Der Gestaltungswille des Künstlers sucht stets die organische Gestalt, die lebendige Form, die der Sphäre des biologischen Lebens angehört. Sein Formfindungsprozess steht dabei bestimmten Strategien des Surrealismus nahe, in denen eine von der äußeren Natur vorgegebene Gestalt zum Anlass einer Produktion von inneren Bildern wird. Allenthalben entdeckt er in seinen ausgewählten Fundstücken animalische Formen und Physiognomien, eine biomorphe Welt poetischer Art, in der sich Innen- und

Außenwelt zu durchdringen scheinen.

Die hohe Sensibilität des Künstlers gegenüber den Gestaltungen der Natur steht in einem direkten Zusammenhang mit einem anderen für ihn überaus wichtigen Tätigkeitsfeld. Über  zwei Jahrzehnte arbeitete Sergej Winter als Ornithologe in Russland. In ausgedehnten wissenschaftlichen Forschungsprojekten beschäftigte er sich dabei insbesondere mit der Beobachtung von Kranichen, aber auch von anderen Vögeln.

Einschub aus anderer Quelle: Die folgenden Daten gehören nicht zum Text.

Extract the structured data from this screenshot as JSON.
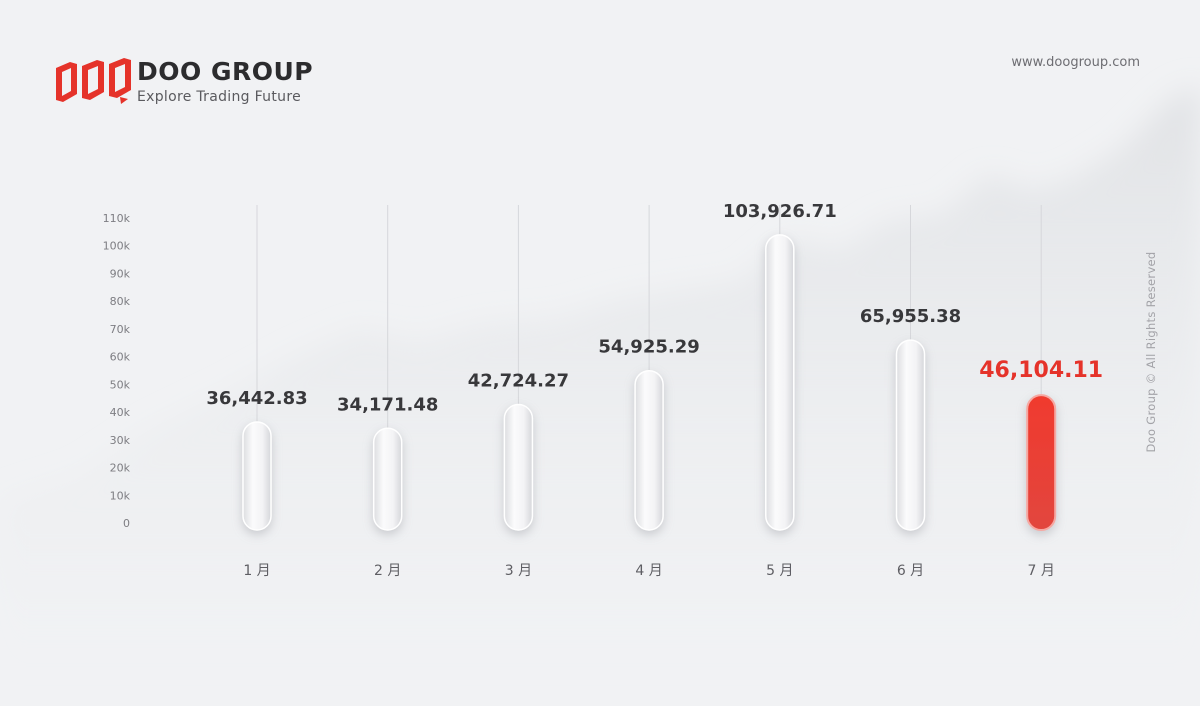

Die hier erforderliche Fähigkeit zu differenzierter Beobachtung und zur gewaltlosen Einfühlung in bestehende Naturzusammenhänge setzt sich unter den veränderten Bedingungen der künstlerischen Aktivität in seinen Holzarbeiten sichtbar fort. Dabei scheint nicht zuletzt der fragile Charakter der Vögel selbst beispielgebend für die hier oft sich durchsetzende Auffassung von plastischer Form zu sein. Vor dem biographischen Hintergrund des inzwischen in Deutschland lebenden Künstlers erscheinen seine Holzobjekte wie Zeichen einer mimetischen Praxis, die der Natur nachfolgt, sich in ihre Geheimnisse vertieft, ohne sie gewaltsam zu bearbeiten oder sie in ihr fremde Formen zu pressen. Der dem Geist der Romantik nahestehende Künstler besetzt hiermit eine gerade in der Gegenwart wichtige Position, die eine Versöhnung zwischen Natur und Geist als möglich demonstriert.